Nach den tödlichen Schüssen auf zwei Schweden in Brüssel wurde der Tatverdächtige von der Polizei getötet. Die belgische Innenministerin Annelies Verlinden sagte dem Rundfunksender VRT, der Verdächtige sei von der Polizei erschossen worden.

Der mutmassliche Islamist war nach stundenlanger Fahndung am Dienstagmorgen von der Polizei in einem Café im Viertel Viertel Schaerbeek gestellt worden. Bei dem 45-jährigen Tunesier, einem abgelehnten Asylbewerber, wurde den Angaben zufolge eine Waffe gefunden, die die Tatwaffe vom Montagabend sein könne.

Der belgische Ministerpräsident Alexander De Croo teilte bereits zuvor mit, dass es sich bei dem Tatverdächtigen um einen tunesischen Staatsbürger gehandelt habe, der sich irregulär im Land aufgehalten habe. Mit einer Militärwaffe habe er am Montagabend zwei schwedische Staatsbürger erschossen und einen weiteren schwer verletzt.

Die belgische Bundesanwaltschaft äusserte sich vorsichtiger und teilte mit: «Es gibt starke Vermutungen, aber keine Gewissheit», dass der Mann der Schütze gewesen sei.

Nach Angaben von Staatsanwalt Frédéric Van Leeuw postete der Mann nach der Tat ein Video im Internet, in dem er sich zur Tötung dreier schwedischer Staatsbürger bekannt haben soll (eines der Opfer überlebte aber, siehe unten). Der Koran sei «eine rote Linie, für den er bereit sei, sich selbst zu opfern», soll der Mann demnach erklärt haben.

Schweden hatte im August die Terrorwarnstufe verschärft, nachdem es zu einer Serie von Koran-Verbrennungen durch einen im Land lebenden Iraker gekommen war. Dies erzürnte islamistische Gruppen. 

Polizeibeamte sichern den Einsatzort, wo der mutmassliche Täter «neutralisiert» wurde.
Polizeibeamte sichern den Einsatzort, wo der mutmassliche Täter «neutralisiert» wurde.
Bild: AP

Der belgische Justizminister Vincent Van Quickenborne erklärte, ein Asylantrag des Tatverdächtigen sei 2019 abgelehnt worden. Der Mann sei polizeibekannt, mutmasslich in Menschenschmuggel verwickelt gewesen und sei verdächtigt worden, eine potenzielle Gefahr für die Staatssicherheit zu sein.
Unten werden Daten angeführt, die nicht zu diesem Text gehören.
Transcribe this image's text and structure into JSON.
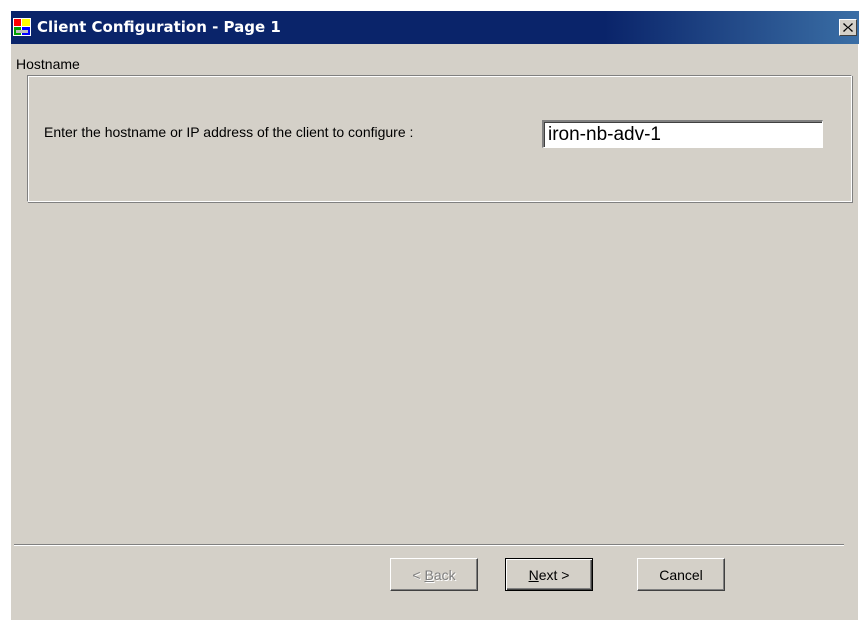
{
  "window": {
    "title": "Client Configuration - Page 1",
    "icon": "app-window-icon",
    "close_icon": "close-icon"
  },
  "hostname_group": {
    "legend": "Hostname",
    "prompt": "Enter the hostname or IP address of the client to configure :",
    "input_value": "iron-nb-adv-1"
  },
  "buttons": {
    "back": {
      "prefix": "< ",
      "accel": "B",
      "rest": "ack",
      "enabled": false
    },
    "next": {
      "accel": "N",
      "rest": "ext >",
      "enabled": true,
      "default": true
    },
    "cancel": {
      "label": "Cancel",
      "enabled": true
    }
  },
  "colors": {
    "titlebar": "#0a246a",
    "face": "#d4d0c8"
  }
}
Eine ausländische Regierung soll den belgischen Behörden Informationen zugespielt haben, wonach der Mann sich radikalisiert und die Absicht gehegt habe, zum Dschihad ins Ausland zu gehen. Da die belgischen Stellen dies jedoch nicht bestätigen konnten, wurde er nicht als Gefährder eingestuft.

Van Quickenborne ergänzte weiter, dass der Verdächtige in einer Asylunterkunft eine andere Person bedroht habe. Zu dem Fall hätte es am Dienstag eine Anhörung geben sollen. Da der Mann nach Ablehnung seines Asylantrags abgetaucht sei, hätten ihn die Behörden nicht aufspüren und seine Abschiebung in die Wege leiten können, sagte die zuständige Staatssekretärin Nicole de Moor.

Was ist passiert?

Am frühen Montagabend war laut Nachrichtenagentur Belga ein bewaffneter Mann im Norden der Brüsseler Innenstadt von einem Roller abgestiegen und hatte auf der Strasse Schüsse abgegeben. Als mehrere Menschen in einen Hauseingang flohen, soll er sie verfolgt und auf sie geschossen haben. Die Polizei bestätigte diese Angaben zunächst nicht.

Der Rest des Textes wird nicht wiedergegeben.